El Fiscal acusa a S.H del asesinato de su hija, de tres meses, y le imputa, también, un delito de violencia habitual. La madre, no obstante, considera los hechos un accidente. La vista oral está prevista para los días 28 y 29 de septiembre
Según relata el escrito del Fiscal, el acusado contrajo matrimonio con su mujer el 1 de septiembre de 2006, tras convivir juntos desde marzo de ese año. A partir, “cuanto menos”, del año 2007, explica el Fiscal, el acusado desplegó un carácter violento contra su mujer.
Así, relata que el 20 de enero le dio una bofetada; el 27 de ese mes le volvió a abofetear en la localidad guipuzcoana de Elgoibar y fue condenado el 30 de abril de 2008 por el Penal número 2 de San Sebastián como autor de dos delitos de violencia contra la mujer.
Estos hechos se produjeron estando ella embarazada de una niña que nació el 27 de febrero de 2007. Tras el alumbramiento, la familia se desplazó a vivir a Haro en marzo de 2007.
Estando allí, continúa el Fiscal, la pareja discutió y él, presuntamente, le pegó patadas y puñetazos a su mujer, que cayó al suelo.
El 19 de marzo de 2007 la niña fue atendida en el servicio de urgencias de Haro por rotura del frenillo, “lesión probablemente causada por la introducción violenta del chupete”, afirma el Fiscal.
Siguiendo el relato de esta misma fuente, la noche del 20 de mayo de 2007, el bebé estuvo llorando de manera continuada; circunstancia que exasperó a su padre que, tras intentar calmarla en brazos, la zarandeó fuertemente y le tapó fuertemente la boca y la nariz con su mano derecha.
De esta forma, la niña perdió las constantes vitales del pulso y la respiración. Además, antes o después de taparle la boca, la niña cayó de sus brazos, golpeándose contra el cabecero de la cama y, posteriormente, contra el suelo.
Trasladada al servicio de urgencias de Haro, la menor pudo ser reanimada y enviada al Hospital de Cruces de Baracaldo, donde falleció a las 9,30 horas del 21 de mayo por insuficiencia cardiorespiratoria.

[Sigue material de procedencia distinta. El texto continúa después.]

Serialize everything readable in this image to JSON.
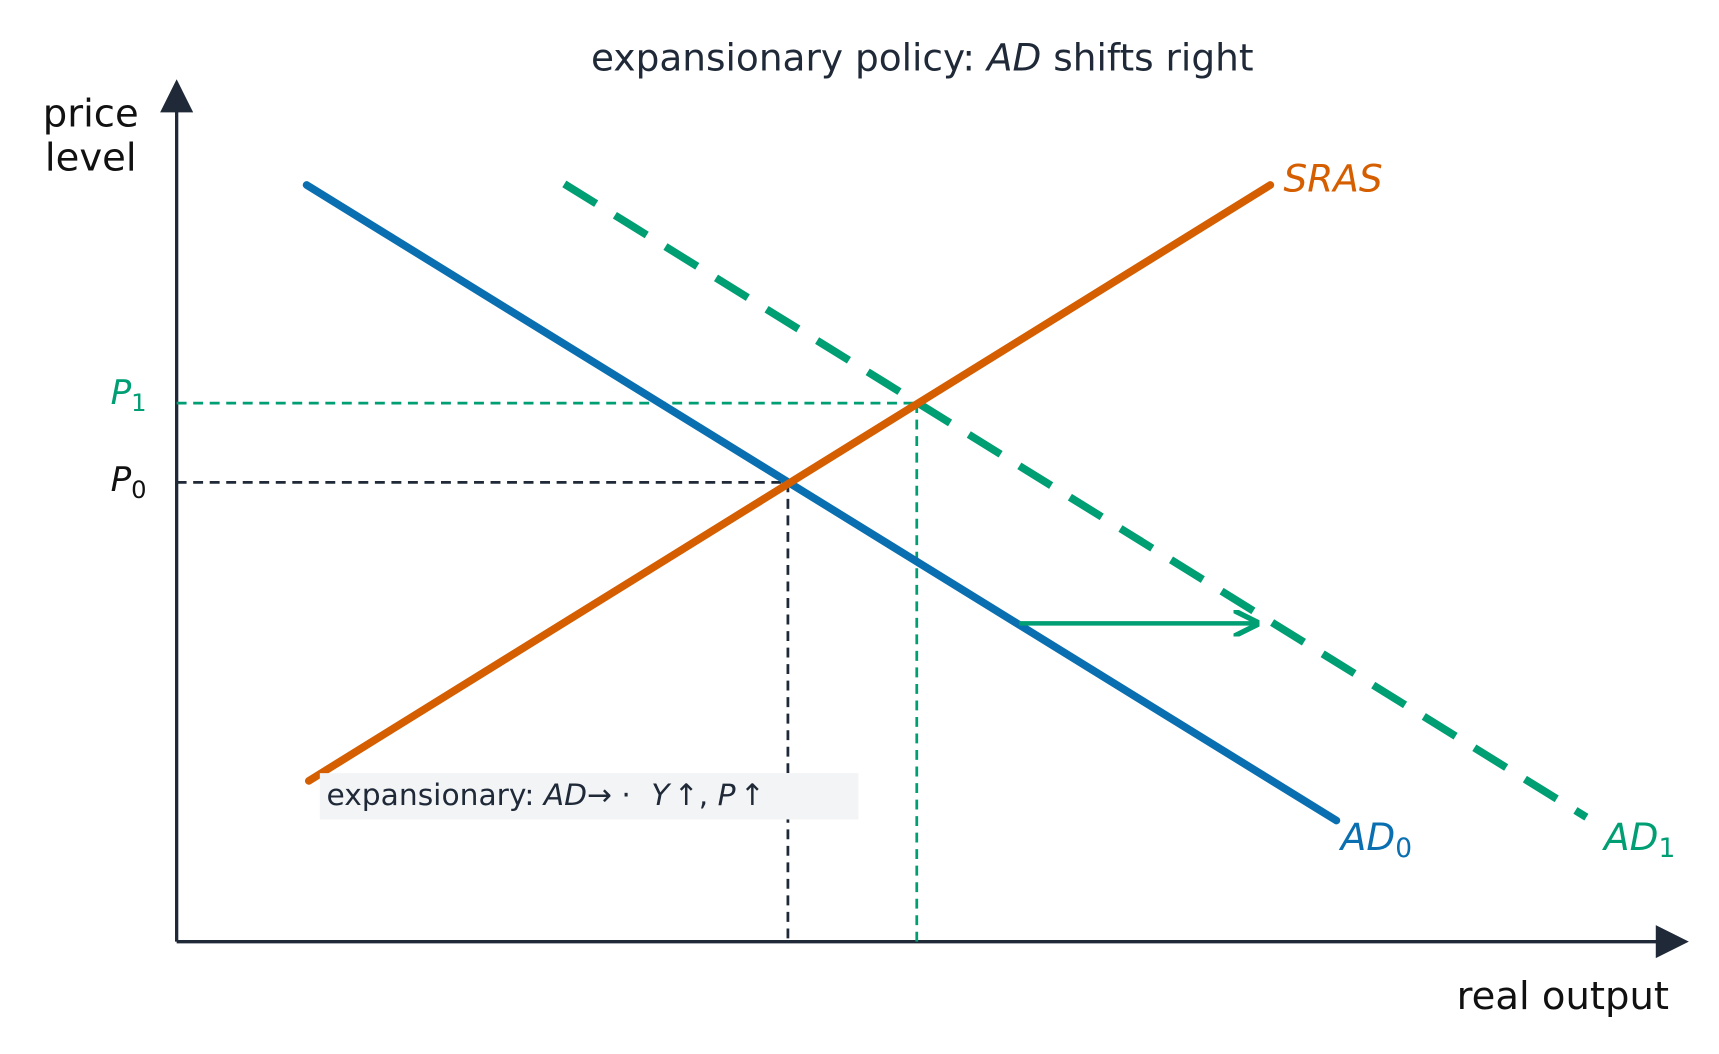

La madre no formula acusación ni petición contra su marido, al considerar los hechos como un accidente. El Fiscal, por su parte, considera los hechos constitutivos de un delito de violencia familiar habitual, y otro de asesinato. Le añade la agravante de parentesco.
Le pide, por el primer delito, dos años de cárcel y tres de alejamiento de su esposa; por el segundo, dieciocho años de prisión.









21 de Septiembre de 2009 a las 13:28
Pobre cria! Que viva tres mesitos y que no reciba más que agresiones…Yo creo que en estos casos de violencia se debería mirar algo más por los menores que son las grandes víctimas y las más olvidadas, al fin y al cabo ell@s dependen totalmente de los adultos y están a merced de lo que nosotros hagamos por ellos. Creo que hay una falta de intervención importante en este tema y que hay muchos niños/as sufriendo una infancia de malostratos, sin otra cosa que hacer que esperar a que alguien los ayude (y no se está haciendo) o a ser mayores y poner tierra de por medio. Todos deberíamos estar más pendientes, en especial los juzgados, los servicios sociales y los servicios médicos..muchas desgracias de este tipo se podrían haber evitado protegiendo antes a los niños y si es necesario quitarselo a sus padres que se lo quiten porque esa gente no les va a aportar nada bueno, sólo lo que hemos visto..desgracia!! Para el asesino…pido una sentencia ejemplar!!!